Были на курорте упитанные немецкие студенты с нарядными шрамами на лицах после мензур, был и один датский агроном, но «свой своему поневоле брат», и славная барышня, выглядевшая весьма миловидно, предпочитала всем своего космополитизированного соотечественника, именовавшегося Акселем Смитом, говорившего почти на всех живых языках, изрекавшего краткие, поучительные сентенции на паре мертвых и рассуждавшего так, словно любое место для него было слегка родным, а вселенная была ему приблизительно так же хорошо знакома, как его будничный пиджак.

Но каким бы космополитом мужчина ни был, а все же, рано или поздно, наступает психологический момент, когда он начинает вращать глазами и говорит: «Ах, фрекен»… и т. д.

— Ах, фрекен, если бы не мрачная тайна моей жизни, если бы я не вынужден был вести опасное, страшное существование, я не смог бы расстаться с вами, не высказав того, что переполняет, чарует, волнует, жжет и гложет мое сердце, — заявил Аксель Смит однажды вечером, когда он оказался вдвоем со славной барышней на пляже.

Фрекен Элин не спросила, что именно было на сердце у господина Смита. Она почти угадывала истину, так как один провизор в Энгельхольме уже изъяснял ей приблизительно то же самое этою весной.
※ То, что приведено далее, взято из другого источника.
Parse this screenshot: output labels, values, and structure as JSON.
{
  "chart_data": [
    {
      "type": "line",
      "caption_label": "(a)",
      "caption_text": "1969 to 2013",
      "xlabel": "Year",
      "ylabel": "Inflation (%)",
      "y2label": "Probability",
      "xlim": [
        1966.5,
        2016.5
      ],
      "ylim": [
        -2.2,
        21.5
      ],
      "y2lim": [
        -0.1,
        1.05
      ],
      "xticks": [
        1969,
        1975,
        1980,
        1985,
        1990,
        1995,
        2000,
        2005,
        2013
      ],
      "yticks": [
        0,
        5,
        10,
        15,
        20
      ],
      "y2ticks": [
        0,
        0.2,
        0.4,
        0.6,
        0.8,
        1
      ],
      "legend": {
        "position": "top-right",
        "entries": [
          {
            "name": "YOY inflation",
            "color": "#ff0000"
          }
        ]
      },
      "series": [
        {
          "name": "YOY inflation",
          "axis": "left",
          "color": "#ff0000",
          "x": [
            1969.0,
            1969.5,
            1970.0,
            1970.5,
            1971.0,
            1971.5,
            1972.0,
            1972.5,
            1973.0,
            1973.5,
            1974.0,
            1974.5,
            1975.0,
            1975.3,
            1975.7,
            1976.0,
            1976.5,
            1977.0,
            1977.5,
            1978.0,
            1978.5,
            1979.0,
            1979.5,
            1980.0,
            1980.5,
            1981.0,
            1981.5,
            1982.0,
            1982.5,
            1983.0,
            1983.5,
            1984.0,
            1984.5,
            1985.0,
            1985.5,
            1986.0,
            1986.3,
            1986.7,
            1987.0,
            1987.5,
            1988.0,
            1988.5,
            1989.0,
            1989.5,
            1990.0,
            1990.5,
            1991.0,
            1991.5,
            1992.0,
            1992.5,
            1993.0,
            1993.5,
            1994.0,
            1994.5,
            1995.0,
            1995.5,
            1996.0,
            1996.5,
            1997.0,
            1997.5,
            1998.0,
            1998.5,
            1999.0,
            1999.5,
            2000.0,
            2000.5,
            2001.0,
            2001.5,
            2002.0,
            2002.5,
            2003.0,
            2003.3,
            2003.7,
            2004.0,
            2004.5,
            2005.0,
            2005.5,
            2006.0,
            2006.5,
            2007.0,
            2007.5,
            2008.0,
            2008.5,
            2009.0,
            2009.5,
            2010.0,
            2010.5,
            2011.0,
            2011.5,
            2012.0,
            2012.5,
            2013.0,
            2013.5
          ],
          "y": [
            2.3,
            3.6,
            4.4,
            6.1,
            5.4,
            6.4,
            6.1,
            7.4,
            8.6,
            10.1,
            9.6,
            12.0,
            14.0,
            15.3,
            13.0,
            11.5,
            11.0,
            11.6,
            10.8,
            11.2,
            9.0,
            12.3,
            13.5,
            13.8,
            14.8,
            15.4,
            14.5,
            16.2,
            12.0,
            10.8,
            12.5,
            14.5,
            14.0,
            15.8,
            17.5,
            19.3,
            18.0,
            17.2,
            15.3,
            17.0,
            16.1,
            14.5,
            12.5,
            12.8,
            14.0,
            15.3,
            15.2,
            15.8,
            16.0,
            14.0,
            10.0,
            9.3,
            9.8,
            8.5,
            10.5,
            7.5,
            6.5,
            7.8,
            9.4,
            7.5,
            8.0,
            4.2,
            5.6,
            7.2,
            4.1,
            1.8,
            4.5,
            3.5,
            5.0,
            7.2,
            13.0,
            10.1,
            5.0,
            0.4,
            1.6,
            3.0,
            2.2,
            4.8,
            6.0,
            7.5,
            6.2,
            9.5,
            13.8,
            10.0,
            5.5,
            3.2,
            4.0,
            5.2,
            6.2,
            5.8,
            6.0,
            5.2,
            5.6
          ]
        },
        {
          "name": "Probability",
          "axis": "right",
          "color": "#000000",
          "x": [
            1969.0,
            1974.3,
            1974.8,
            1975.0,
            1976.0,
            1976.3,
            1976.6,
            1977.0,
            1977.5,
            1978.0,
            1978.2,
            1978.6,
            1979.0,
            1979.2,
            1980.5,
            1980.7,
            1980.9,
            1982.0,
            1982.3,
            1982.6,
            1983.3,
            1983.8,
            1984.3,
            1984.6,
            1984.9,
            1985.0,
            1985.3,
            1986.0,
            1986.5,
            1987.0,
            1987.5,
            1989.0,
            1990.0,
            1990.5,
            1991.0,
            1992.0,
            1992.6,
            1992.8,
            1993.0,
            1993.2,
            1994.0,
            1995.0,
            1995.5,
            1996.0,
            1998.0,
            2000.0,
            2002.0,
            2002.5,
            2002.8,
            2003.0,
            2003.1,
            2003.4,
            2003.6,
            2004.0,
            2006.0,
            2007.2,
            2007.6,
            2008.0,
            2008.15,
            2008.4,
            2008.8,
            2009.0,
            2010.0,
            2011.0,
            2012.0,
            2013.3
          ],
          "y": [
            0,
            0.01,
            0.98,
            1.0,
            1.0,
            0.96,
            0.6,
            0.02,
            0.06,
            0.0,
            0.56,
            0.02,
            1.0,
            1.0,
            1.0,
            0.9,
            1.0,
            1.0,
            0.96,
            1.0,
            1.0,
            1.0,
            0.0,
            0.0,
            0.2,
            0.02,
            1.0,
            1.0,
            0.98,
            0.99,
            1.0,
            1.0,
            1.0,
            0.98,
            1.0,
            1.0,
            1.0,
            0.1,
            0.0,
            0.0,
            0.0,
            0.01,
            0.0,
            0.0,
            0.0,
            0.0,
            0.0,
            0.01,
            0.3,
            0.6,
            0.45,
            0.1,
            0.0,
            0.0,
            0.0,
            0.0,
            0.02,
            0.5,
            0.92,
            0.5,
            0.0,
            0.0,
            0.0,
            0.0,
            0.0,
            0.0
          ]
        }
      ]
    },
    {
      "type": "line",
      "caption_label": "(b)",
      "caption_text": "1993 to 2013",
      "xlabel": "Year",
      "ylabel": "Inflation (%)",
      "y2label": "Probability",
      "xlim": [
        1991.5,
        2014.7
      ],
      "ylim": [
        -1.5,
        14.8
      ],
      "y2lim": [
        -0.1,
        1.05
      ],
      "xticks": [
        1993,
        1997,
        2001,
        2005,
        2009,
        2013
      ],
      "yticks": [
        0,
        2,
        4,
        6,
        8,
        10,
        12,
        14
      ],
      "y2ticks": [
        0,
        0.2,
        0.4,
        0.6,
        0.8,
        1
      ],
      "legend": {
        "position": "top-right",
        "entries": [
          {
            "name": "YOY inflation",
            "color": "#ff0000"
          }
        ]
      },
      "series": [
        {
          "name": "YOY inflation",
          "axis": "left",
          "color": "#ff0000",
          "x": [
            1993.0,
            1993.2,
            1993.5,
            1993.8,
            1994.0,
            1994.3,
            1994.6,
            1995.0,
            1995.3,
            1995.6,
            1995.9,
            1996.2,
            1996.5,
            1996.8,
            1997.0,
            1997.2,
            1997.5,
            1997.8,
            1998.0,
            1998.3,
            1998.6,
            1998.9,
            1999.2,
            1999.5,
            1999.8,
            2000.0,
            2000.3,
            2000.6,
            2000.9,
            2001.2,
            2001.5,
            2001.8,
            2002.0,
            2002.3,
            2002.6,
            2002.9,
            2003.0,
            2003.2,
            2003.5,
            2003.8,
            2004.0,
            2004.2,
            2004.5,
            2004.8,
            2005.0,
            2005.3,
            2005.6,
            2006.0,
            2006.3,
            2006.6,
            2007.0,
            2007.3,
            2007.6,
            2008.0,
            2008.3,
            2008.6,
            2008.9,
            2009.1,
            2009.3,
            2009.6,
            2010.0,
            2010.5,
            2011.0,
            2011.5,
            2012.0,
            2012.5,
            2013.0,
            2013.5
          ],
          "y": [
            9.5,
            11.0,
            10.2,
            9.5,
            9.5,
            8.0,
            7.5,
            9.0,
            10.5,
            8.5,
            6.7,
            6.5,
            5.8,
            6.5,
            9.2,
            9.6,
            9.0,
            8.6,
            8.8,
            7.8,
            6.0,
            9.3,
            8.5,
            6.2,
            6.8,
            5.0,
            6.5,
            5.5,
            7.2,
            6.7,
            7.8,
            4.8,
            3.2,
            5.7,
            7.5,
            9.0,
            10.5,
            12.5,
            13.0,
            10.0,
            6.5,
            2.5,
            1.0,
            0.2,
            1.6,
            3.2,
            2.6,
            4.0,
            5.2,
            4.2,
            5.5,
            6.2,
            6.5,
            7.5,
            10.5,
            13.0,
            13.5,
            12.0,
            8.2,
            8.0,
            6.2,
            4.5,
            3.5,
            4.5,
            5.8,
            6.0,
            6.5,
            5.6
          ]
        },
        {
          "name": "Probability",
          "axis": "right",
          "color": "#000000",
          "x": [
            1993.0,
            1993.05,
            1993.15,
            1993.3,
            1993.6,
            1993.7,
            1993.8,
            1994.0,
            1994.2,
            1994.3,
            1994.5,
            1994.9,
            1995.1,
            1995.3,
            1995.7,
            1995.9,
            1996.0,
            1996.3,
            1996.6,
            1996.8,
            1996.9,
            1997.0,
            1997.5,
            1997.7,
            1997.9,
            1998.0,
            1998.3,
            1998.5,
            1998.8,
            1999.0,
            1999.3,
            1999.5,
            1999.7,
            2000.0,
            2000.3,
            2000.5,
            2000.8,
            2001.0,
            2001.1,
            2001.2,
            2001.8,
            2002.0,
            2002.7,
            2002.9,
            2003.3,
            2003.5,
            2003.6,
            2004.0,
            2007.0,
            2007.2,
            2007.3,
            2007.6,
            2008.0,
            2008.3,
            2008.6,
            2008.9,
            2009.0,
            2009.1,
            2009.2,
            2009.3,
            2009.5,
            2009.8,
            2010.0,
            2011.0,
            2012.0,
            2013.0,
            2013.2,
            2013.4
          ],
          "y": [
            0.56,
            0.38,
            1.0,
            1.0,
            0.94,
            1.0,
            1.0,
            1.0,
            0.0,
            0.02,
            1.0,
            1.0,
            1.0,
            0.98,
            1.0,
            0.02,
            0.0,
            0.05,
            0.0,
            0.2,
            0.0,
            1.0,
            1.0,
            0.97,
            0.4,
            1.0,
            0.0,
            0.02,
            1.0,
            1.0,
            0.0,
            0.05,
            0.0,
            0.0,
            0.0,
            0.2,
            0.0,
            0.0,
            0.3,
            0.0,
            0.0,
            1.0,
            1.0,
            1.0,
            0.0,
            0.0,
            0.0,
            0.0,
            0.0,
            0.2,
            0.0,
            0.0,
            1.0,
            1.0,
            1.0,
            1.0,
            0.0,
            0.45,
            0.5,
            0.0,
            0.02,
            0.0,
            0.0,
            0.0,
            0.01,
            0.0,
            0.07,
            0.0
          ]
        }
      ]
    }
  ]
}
Она ограничилась лишь общею фразой о том, что опасности и ужасы всякого рода были ей особенно по душе, предполагая, конечно, что они уже миновали.

Но кавалер только вздыхал и бросал на нее взоры, в которых были очень удачно уравновешены любовь и отчаяние.

Душа ее была чиста, как портмонэ сверхштатного почтового чиновника 28 числа, и она сообщила обо всем своей матери. Обе они положительно потерялись в догадках касательно уткой жизненной тайны этого приятного молодого человека.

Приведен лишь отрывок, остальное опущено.